Valley teens learn SCUBA |

Valley teens learn SCUBA

by Merrie Leininger

Eight Valley teen-agers have dreams of bigger ponds now they have been given the skills by the juvenile probation department.

The department provided a SCUBA class for any teen-ager who wanted to take it. The class has been provided through the juvenile probation department for the last 10 years, taught by adult probation officer Doug Swalm who formerly worked with JPO.

Swalm, who now has to take time off from his current job to teach the class, said it is sometimes trying, but worth it.

“The kids really need this, they learn a lot about physiology; stuff they pick up in school a lot better because the know basic stuff now,” he said.

The class is taught in seven days, with the kids spending five hours in the classroom and seven and a half hours in the pool practicing for their four dives in Lake Tahoe.

Swalm said he has to spend a lot of time with the kids to ensure every student earns their diving certification.

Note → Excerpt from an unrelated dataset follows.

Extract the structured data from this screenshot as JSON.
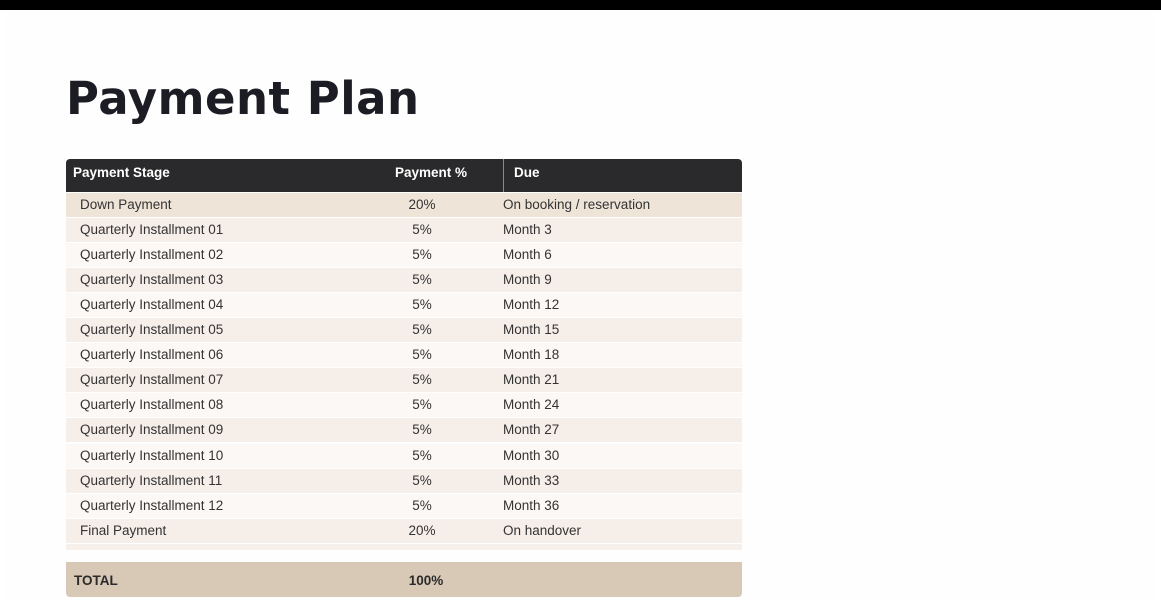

“I’ve never flunked a kid,” he said. “I work with them a lot. Some of them aren’t real good students and it may take a couple of times for them to pass the final, but the only time they don’t get their certification is if they quit.”

Swalm said the class is especially beneficial to those who are on juvenile probation. He speaks from the experience of 13 years as a juvenile probation officer and two years as an adult probation officer.

“If we don’t take the time to help change this person and give them time and allow them change, they never get this type of rehabilitation program as adults. The focus should be on juvenile rehabilitation,” he said.

Swalm said the two district court judges and the justices of the peace from East Fork and Tahoe townships really support the wilderness program, which allows students to do other outside activities in addition to SCUBA diving.

Swalm said the children who earned their certifications will be able to go on a camping trip to Monterrey in July where they will be allowed to dive.

The trip involves a lot of counseling and many adult chaperones from the district attorney’s office and the sheriff’s office.

“The kids are all the time working. They have group meetings and counseling continuously and it’s not just a fun trip,” she said.

The wilderness program is funded with the help of a state grant.

All the students said they enjoyed the class whether they took the class because their juvenile probation officers told them about it or they just took it for fun.

Elliot Hansen, 16, who will be a junior at Douglas High School next year, said the class will help him a lot in the future.

“It’s something I’ve wanted to get into for three years now. I want to be a Navy SEAL and so I will be able to use it then,” Elliot said. “I thought it would be a great thing for the career aspect. It looks good on a resume.”

Jessica MacHutta, 15, will be a sophomore at Douglas High School next year and said she took the class for similar reasons; she wants to be an oceanographer.

“I like fish. I’m waiting for when I will be able to get into the Lake and see some,” she said.

Getting all the underwater skills down can be difficult, but Jessica said she caught on pretty quickly.

“It was like I expected. It’s pretty easy. I got it all down the first or second time I tried it,”she said.

Jessica said it’s a great experience to have for more reasons than one.

“I tell my parents what I learned every day and they seem kinda jealous,” she laughed.

Joe Rose, 13, will be an 8th grader at Pau-Wa-Lu Middle School in the fall and said he heard about the class from his sister, who took the class a couple of years ago.

“I wanted to get certified, and maybe if I went into marine biology I’d have the certification. I’d like to get advanced certifications like underwater hunter and photography and the advanced diver course,” he said.

Joe said only one thing made him nervous about the open-water test in Lake Tahoe.

“I’m looking forward to it, but I still see snow up in the mountains. My sister said it was so cold she felt like she was going to die,” Joe said with a nervous smile.

The students completed their open water dives Tuesday and can receive their certifications after they pass all the underwater skills and a written exam.